Once more, the two things I would like to know are not being precisely described.
Heart muscle damage would be precisely assessed by the maximal troponin level during his MI. Modest is defined as “not large” in the Cambridge English dictionary.
Heart function would be precisely assessed by the ejection fraction. Well-preserved is most frequently used to describe older things or people that are in good condition or don’t appear as old as they really are. It’s often used to describe left ventricular function but is vague. Why not just state the ejection fraction?
It would also be nice to know what coronary artery was stented and what was the status of the other coronary arteries that weren’t stented.
“At this point, I see no reason he cannot continue campaigning without limitation and, should he be elected, I am confident he has the mental and physical stamina to fully undertake the rigors of the presidency,”
I have a lot of confidence in Dr. LeWinter’s (see below) integrity and judgement and therefore would agree with his conclusions. I’d feel even more confident if I had access to all of Senator Sanders’ relevant data.
N.B. I recognized Dr. LeWinter’s name as he has been a prominent figure in the area of pericardial disease and heart failure research.

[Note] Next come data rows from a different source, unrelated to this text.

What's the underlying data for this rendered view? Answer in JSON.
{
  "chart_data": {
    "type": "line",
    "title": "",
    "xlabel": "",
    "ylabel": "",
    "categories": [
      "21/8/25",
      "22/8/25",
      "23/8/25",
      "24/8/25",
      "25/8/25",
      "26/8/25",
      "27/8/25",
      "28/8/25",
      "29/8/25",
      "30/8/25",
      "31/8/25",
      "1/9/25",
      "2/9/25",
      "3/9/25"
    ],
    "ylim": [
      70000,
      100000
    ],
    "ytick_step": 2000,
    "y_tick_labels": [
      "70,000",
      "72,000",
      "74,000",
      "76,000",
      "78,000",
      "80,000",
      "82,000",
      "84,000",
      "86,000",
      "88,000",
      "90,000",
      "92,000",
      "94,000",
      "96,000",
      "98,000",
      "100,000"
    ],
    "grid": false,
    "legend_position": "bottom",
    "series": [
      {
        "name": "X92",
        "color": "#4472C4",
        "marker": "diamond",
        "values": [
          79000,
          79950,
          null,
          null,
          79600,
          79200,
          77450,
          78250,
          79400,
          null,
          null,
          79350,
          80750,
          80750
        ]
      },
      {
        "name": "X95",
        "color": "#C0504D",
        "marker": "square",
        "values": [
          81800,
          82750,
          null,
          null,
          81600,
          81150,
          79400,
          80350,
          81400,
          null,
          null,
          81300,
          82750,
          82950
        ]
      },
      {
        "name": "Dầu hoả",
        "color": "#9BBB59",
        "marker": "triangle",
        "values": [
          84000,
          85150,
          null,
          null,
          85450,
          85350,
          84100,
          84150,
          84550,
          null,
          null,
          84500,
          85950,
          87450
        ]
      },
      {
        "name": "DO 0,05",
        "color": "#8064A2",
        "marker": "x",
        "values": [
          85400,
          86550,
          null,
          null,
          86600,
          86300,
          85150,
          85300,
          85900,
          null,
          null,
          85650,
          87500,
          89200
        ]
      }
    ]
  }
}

His CV is very impressive.
Dr. LeWinter is Professor of Medicine and Molecular Physiology and Biophysics and Director of the Heart Failure and Cardiomyopathy Program at the University of Vermont. He received his undergraduate degree from Columbia University, his M.D. from New York University and sub-specialty training in Cardiovascular Disease at University of California, San Diego. In addition to heart failure, cardiac hypertrophy and myocardial dysfunction Dr. LeWinter has had a longstanding interest in pericardial disease. Dr. LeWinter has received continuous research support from the NIH for over 35 years and is the author of over 190 original research papers, over 60 book chapters and review articles, and the Editor of two books. He is a Fellow of the American Heart Association, the American College of Cardiology, the Cardiovascular Section of the American Physiological Society and the International Academy of Cardiovascular Sciences, and a member of the Association of University Cardiologists. Dr. LeWinter has served on numerous Editorial Boards and research review committees and is an Associate Editor of the journals Circulation and Coronary Artery Disease.